One phase III RCT and two phase II RCTs were included in the review (n=1,294 patients in text, 1284 in table 1; range 62 to 1,002). One RCT scored 3 on the Jadad scale and two RCTs scored 2.
Effectiveness: When the three RCTs were combined, oxaliplatin was associated with a significantly lower risk of death (HR 0.88, 95% CI 0.78 to 0.99) and cancer progression (HR 0.88, 95% CI 0.80 to 0.98). The absolute benefit represented a risk reduction of 12% for death and progression. There was no significant difference between the treatment groups for response rates.

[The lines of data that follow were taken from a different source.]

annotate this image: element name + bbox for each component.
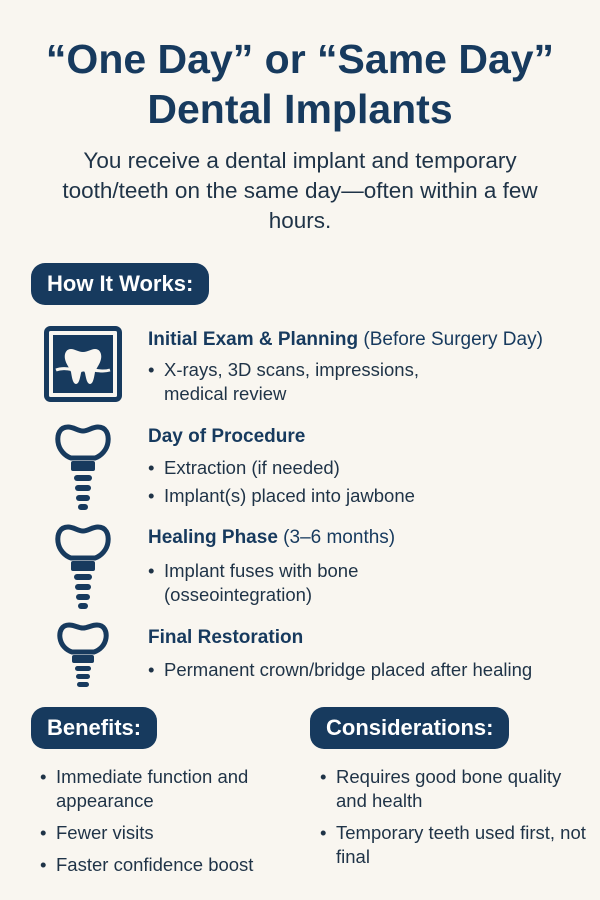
xray-tooth-icon: [44, 326, 122, 402]
title-line-2: Dental Implants: [147, 86, 453, 132]
step-healing-phase-name: Healing Phase: [148, 527, 278, 548]
list-item: • Requires good bone quality and health: [320, 765, 595, 813]
list-item: • Extraction (if needed): [148, 456, 568, 480]
step-initial-exam-name: Initial Exam & Planning: [148, 329, 359, 350]
considerations-heading: Considerations:: [310, 707, 509, 749]
page-title: [0, 34, 600, 134]
list-item: • X-rays, 3D scans, impressions, medical review: [148, 358, 448, 406]
step-final-restoration-name: Final Restoration: [148, 627, 304, 648]
title-line-1: “One Day” or “Same Day”: [45, 36, 555, 82]
list-item: • Faster confidence boost: [40, 853, 280, 877]
list-item: • Temporary teeth used first, not final: [320, 821, 595, 869]
step-day-of-procedure-name: Day of Procedure: [148, 426, 306, 447]
step-healing-phase-bullets: [148, 559, 408, 607]
dental-implant-icon: [54, 524, 112, 610]
step-final-restoration-title: [148, 626, 303, 650]
list-item: • Implant fuses with bone (osseointegration): [148, 559, 408, 607]
how-it-works-heading: How It Works:: [31, 263, 209, 305]
list-item: • Fewer visits: [40, 821, 280, 845]
step-initial-exam-title: [148, 328, 543, 352]
step-day-of-procedure-title: [148, 425, 305, 449]
step-initial-exam-note: (Before Surgery Day): [363, 329, 543, 350]
list-item: • Implant(s) placed into jawbone: [148, 484, 568, 508]
step-day-of-procedure-bullets: [148, 456, 568, 508]
list-item: • Permanent crown/bridge placed after healing: [148, 658, 598, 682]
step-initial-exam-bullets: [148, 358, 448, 406]
step-healing-phase-title: [148, 526, 395, 550]
dental-implant-icon: [54, 424, 112, 512]
step-healing-phase-note: (3–6 months): [283, 527, 396, 548]
step-final-restoration-bullets: [148, 658, 598, 682]
benefits-list: [40, 765, 280, 877]
subtitle: You receive a dental implant and temporary tooth/teeth on the same day—often within a few hours.: [62, 148, 538, 233]
benefits-heading: Benefits:: [31, 707, 157, 749]
considerations-list: [320, 765, 595, 869]
list-item: • Immediate function and appearance: [40, 765, 280, 813]
dental-implant-icon: [56, 622, 110, 692]
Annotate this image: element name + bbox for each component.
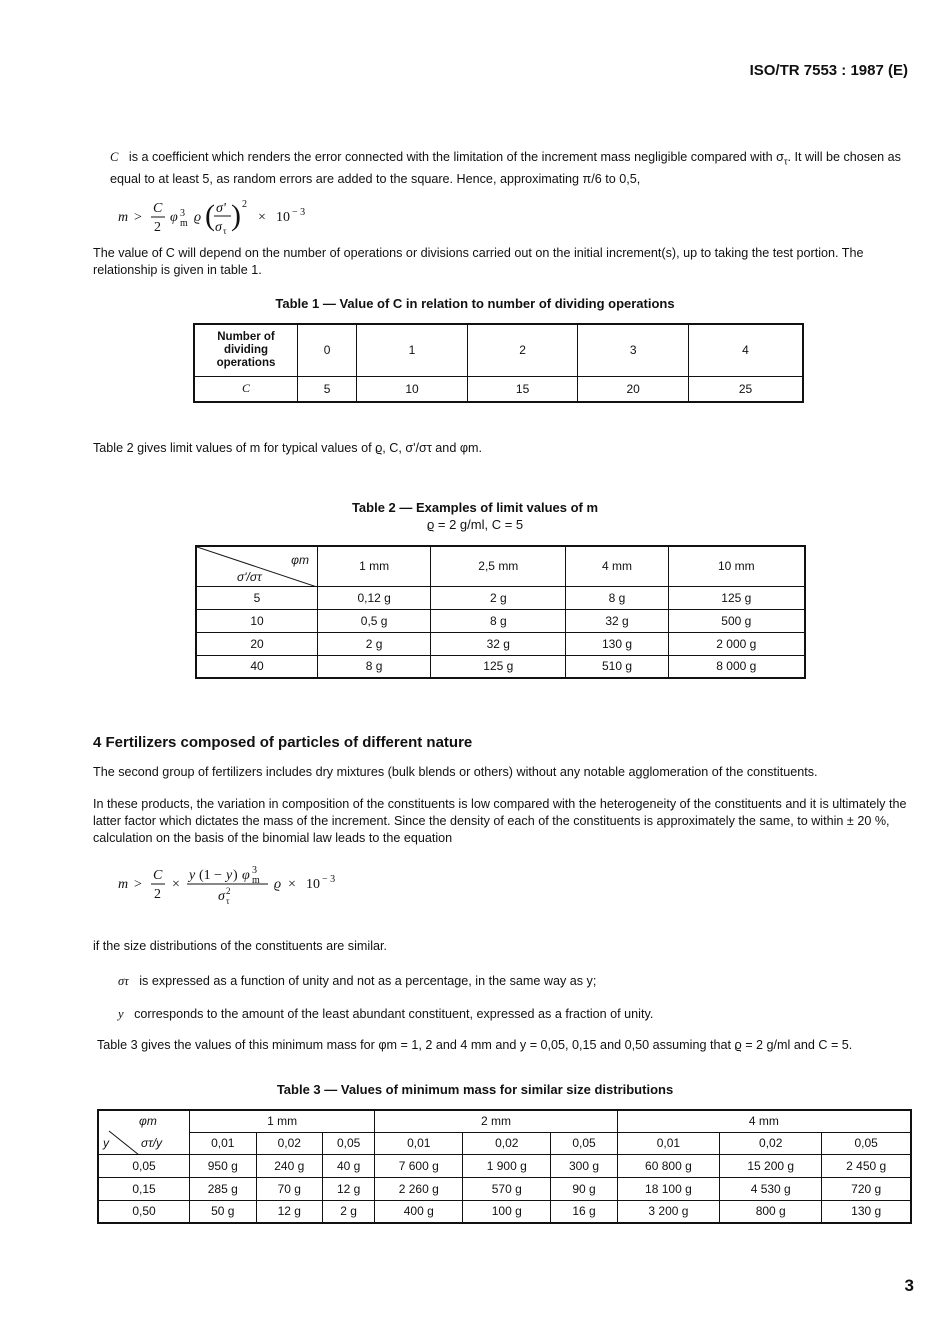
svg-text:− 3: − 3 <box>292 207 306 218</box>
table3-group-1mm: 1 mm <box>190 1110 375 1132</box>
c-symbol: C <box>110 150 119 164</box>
def1-text: is expressed as a function of unity and not as a percentage, in the same way as y; <box>139 974 597 988</box>
table2-cell: 8 000 g <box>668 655 805 678</box>
table-1 <box>193 323 804 403</box>
svg-text:×: × <box>172 877 180 892</box>
svg-text:σ: σ <box>215 220 222 235</box>
table3-y: 0,05 <box>98 1154 190 1177</box>
svg-text:ϱ: ϱ <box>194 210 202 225</box>
table2-intro: Table 2 gives limit values of m for typical values of ϱ, C, σ'/στ and φm. <box>93 441 482 455</box>
svg-text:σ': σ' <box>216 201 226 216</box>
table2-cell: 500 g <box>668 609 805 632</box>
table3-cell: 2 g <box>323 1200 375 1223</box>
table1-row-head: Number of dividing operations <box>194 324 298 376</box>
table-row <box>98 1177 911 1200</box>
table1-c-1: 10 <box>357 376 468 402</box>
svg-text:− 3: − 3 <box>322 874 336 885</box>
table3-cell: 7 600 g <box>375 1154 463 1177</box>
svg-text:2: 2 <box>242 199 247 210</box>
table3-cell: 720 g <box>822 1177 911 1200</box>
c-definition-text-2: . It will be chosen as equal to at least 5, as random errors are added to the square. Hence, approximating π/6 to 0,5, <box>110 150 901 186</box>
table3-cell: 90 g <box>551 1177 618 1200</box>
table2-ratio: 5 <box>196 586 318 609</box>
svg-text:>: > <box>134 210 142 225</box>
paragraph-c-dependence: The value of C will depend on the number of operations or divisions carried out on the initial increment(s), up to taking the test portion. The relationship is given in table 1. <box>93 246 864 277</box>
table1-op-1: 1 <box>357 324 468 376</box>
table3-cell: 40 g <box>323 1154 375 1177</box>
table2-subcaption: ϱ = 2 g/ml, C = 5 <box>426 517 524 532</box>
table1-op-3: 3 <box>578 324 689 376</box>
svg-text:m: m <box>118 877 129 892</box>
formula-2 <box>118 862 378 908</box>
section4-p2: In these products, the variation in composition of the constituents is low compared with the heterogeneity of the constituents and it is ultimately the latter factor which dictates the mass of the increment. Since the density of each of the constituents is approximately the same, to within ± 20 %, calculation on the basis of the binomial law leads to the equation <box>93 797 907 845</box>
table2-ratio: 20 <box>196 632 318 655</box>
page-number: 3 <box>904 1276 914 1295</box>
table2-cell: 0,12 g <box>318 586 431 609</box>
c-definition: C is a coefficient which renders the error connected with the limitation of the increment mass negligible compared with $\sigma_\tau$. It will be chosen as equal to at least 5, as random errors are added to the square. Hence, approximating π/6 to 0,5, <box>110 150 901 186</box>
table2-cell: 2 g <box>318 632 431 655</box>
svg-text:τ: τ <box>223 226 227 236</box>
table3-sub: 0,05 <box>822 1132 911 1154</box>
c-definition-text: is a coefficient which renders the error connected with the limitation of the increment mass negligible compared with σ <box>128 150 784 164</box>
svg-text:2: 2 <box>154 887 161 902</box>
table3-cell: 70 g <box>256 1177 323 1200</box>
table3-sub: 0,05 <box>323 1132 375 1154</box>
table2-cell: 8 g <box>318 655 431 678</box>
table-row <box>196 655 805 678</box>
table1-c-3: 20 <box>578 376 689 402</box>
table1-c-label: C <box>194 376 298 402</box>
table3-y: 0,50 <box>98 1200 190 1223</box>
table3-corner-y: y <box>103 1136 109 1150</box>
table3-sub: 0,05 <box>551 1132 618 1154</box>
table3-cell: 12 g <box>323 1177 375 1200</box>
table3-y: 0,15 <box>98 1177 190 1200</box>
definition-y <box>118 1006 933 1023</box>
svg-text:φ: φ <box>170 210 178 225</box>
table2-cell: 8 g <box>566 586 668 609</box>
table3-corner-phi: φm <box>139 1114 157 1128</box>
table3-sub: 0,02 <box>720 1132 822 1154</box>
table3-corner-sigma: στ/y <box>141 1136 163 1150</box>
table3-cell: 800 g <box>720 1200 822 1223</box>
table2-cell: 8 g <box>431 609 566 632</box>
table3-cell: 2 450 g <box>822 1154 911 1177</box>
table3-cell: 1 900 g <box>463 1154 551 1177</box>
svg-text:2: 2 <box>154 220 161 235</box>
table2-cell: 32 g <box>566 609 668 632</box>
table3-cell: 16 g <box>551 1200 618 1223</box>
table-row <box>98 1154 911 1177</box>
table2-cell: 125 g <box>431 655 566 678</box>
svg-text:C: C <box>153 201 163 216</box>
table2-cell: 32 g <box>431 632 566 655</box>
svg-text:σ: σ <box>218 889 225 904</box>
svg-text:y: y <box>226 868 233 883</box>
table-row <box>196 632 805 655</box>
table3-cell: 130 g <box>822 1200 911 1223</box>
table-row <box>98 1200 911 1223</box>
table2-ratio: 40 <box>196 655 318 678</box>
svg-text:m: m <box>252 875 260 886</box>
section4-p1: The second group of fertilizers includes dry mixtures (bulk blends or others) without any notable agglomeration of the constituents. <box>93 765 818 779</box>
table3-sub: 0,01 <box>375 1132 463 1154</box>
definition-sigma <box>118 973 933 990</box>
table3-sub: 0,01 <box>617 1132 719 1154</box>
svg-text:): ) <box>231 199 241 232</box>
table1-op-2: 2 <box>467 324 578 376</box>
document-header: ISO/TR 7553 : 1987 (E) <box>749 62 908 79</box>
table3-cell: 400 g <box>375 1200 463 1223</box>
table1-op-4: 4 <box>688 324 803 376</box>
table2-col-2-5mm: 2,5 mm <box>431 546 566 586</box>
table3-cell: 4 530 g <box>720 1177 822 1200</box>
table-row <box>196 609 805 632</box>
table3-cell: 950 g <box>190 1154 257 1177</box>
table3-cell: 100 g <box>463 1200 551 1223</box>
table2-corner <box>196 546 318 586</box>
section4-p3: if the size distributions of the constituents are similar. <box>93 939 387 953</box>
formula-1 <box>118 195 348 241</box>
table3-group-4mm: 4 mm <box>617 1110 911 1132</box>
svg-text:m: m <box>118 210 129 225</box>
svg-text:3: 3 <box>252 865 257 876</box>
table2-cell: 125 g <box>668 586 805 609</box>
table3-cell: 18 100 g <box>617 1177 719 1200</box>
table2-cell: 0,5 g <box>318 609 431 632</box>
table2-corner-bottom: σ'/στ <box>237 569 262 584</box>
table3-group-2mm: 2 mm <box>375 1110 618 1132</box>
table2-col-4mm: 4 mm <box>566 546 668 586</box>
svg-text:×: × <box>258 210 266 225</box>
table1-op-0: 0 <box>298 324 357 376</box>
table3-caption: Table 3 — Values of minimum mass for similar size distributions <box>276 1082 674 1097</box>
table2-cell: 2 g <box>431 586 566 609</box>
def2-symbol: y <box>118 1007 124 1021</box>
svg-text:10: 10 <box>276 210 290 225</box>
table2-cell: 130 g <box>566 632 668 655</box>
svg-text:×: × <box>288 877 296 892</box>
svg-text:3: 3 <box>180 208 185 219</box>
svg-text:φ: φ <box>242 868 250 883</box>
table1-c-4: 25 <box>688 376 803 402</box>
table-2 <box>195 545 806 679</box>
svg-text:>: > <box>134 877 142 892</box>
svg-text:y: y <box>189 868 196 883</box>
table2-col-10mm: 10 mm <box>668 546 805 586</box>
table3-cell: 300 g <box>551 1154 618 1177</box>
table3-sub: 0,02 <box>256 1132 323 1154</box>
table3-cell: 285 g <box>190 1177 257 1200</box>
table3-cell: 240 g <box>256 1154 323 1177</box>
svg-text:m: m <box>180 218 188 229</box>
table1-c-0: 5 <box>298 376 357 402</box>
table2-cell: 510 g <box>566 655 668 678</box>
table3-cell: 3 200 g <box>617 1200 719 1223</box>
table-3 <box>97 1109 912 1224</box>
svg-text:τ: τ <box>226 896 230 906</box>
table3-sub: 0,01 <box>190 1132 257 1154</box>
svg-text:10: 10 <box>306 877 320 892</box>
table2-ratio: 10 <box>196 609 318 632</box>
svg-text:): ) <box>233 868 238 883</box>
svg-text:C: C <box>153 868 163 883</box>
table1-caption: Table 1 — Value of C in relation to number of dividing operations <box>275 296 675 311</box>
svg-text:2: 2 <box>226 886 231 896</box>
table3-cell: 12 g <box>256 1200 323 1223</box>
table3-corner <box>98 1110 190 1154</box>
svg-text:(1 −: (1 − <box>199 868 223 883</box>
table2-col-1mm: 1 mm <box>318 546 431 586</box>
table1-c-2: 15 <box>467 376 578 402</box>
def2-text: corresponds to the amount of the least abundant constituent, expressed as a fraction of unity. <box>134 1007 654 1021</box>
table2-cell: 2 000 g <box>668 632 805 655</box>
table2-caption: Table 2 — Examples of limit values of m <box>351 500 599 515</box>
table3-cell: 570 g <box>463 1177 551 1200</box>
svg-text:ϱ: ϱ <box>274 877 282 892</box>
table3-cell: 60 800 g <box>617 1154 719 1177</box>
section-4-title: 4 Fertilizers composed of particles of different nature <box>93 734 473 751</box>
table3-cell: 15 200 g <box>720 1154 822 1177</box>
table-row <box>196 586 805 609</box>
def1-symbol: στ <box>118 974 129 988</box>
table3-cell: 50 g <box>190 1200 257 1223</box>
section4-p4: Table 3 gives the values of this minimum mass for φm = 1, 2 and 4 mm and y = 0,05, 0,15 and 0,50 assuming that ϱ = 2 g/ml and C = 5. <box>97 1038 853 1052</box>
table2-corner-top: φm <box>291 553 309 567</box>
table3-sub: 0,02 <box>463 1132 551 1154</box>
table3-cell: 2 260 g <box>375 1177 463 1200</box>
svg-text:(: ( <box>205 199 215 232</box>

Safety: When the three RCTs were pooled, oxaliplatin was associated with a significantly lower risk of high-grade neutropenia (OR 0.53, 95% CI 0.41 to 0.69), high-grade anaemia (OR 0.64, 95% CI 0.41 to 0.98), alopecia (OR 0.56, 95% CI 0.41 to 0.74) and thromboembolism (OR 0.42, 95% CI 0.28 to 0.64). However, oxaliplatin was associated a significantly higher risk of high-grade diarrhoea (OR 2.73, 95% CI 1.66 to 4.49) and high-grade neurotoxicity (OR 6.91, 95% CI 3.08 to 15.46). Rates of thrombocytopenia, nausea/vomiting and stomatitis did not differ significantly between the treatment groups. One RCT (n=220) reported that bi-weekly two-drug oxaliplatin was associated with significantly higher compliance and tolerability than cisplatin, especially in older participants (aged over 65 years).
Results for all-grade toxicity and sensitivity analyses were also reported.
There was no significant heterogeneity for most outcome except all-grade diarrhoea (p<0.01).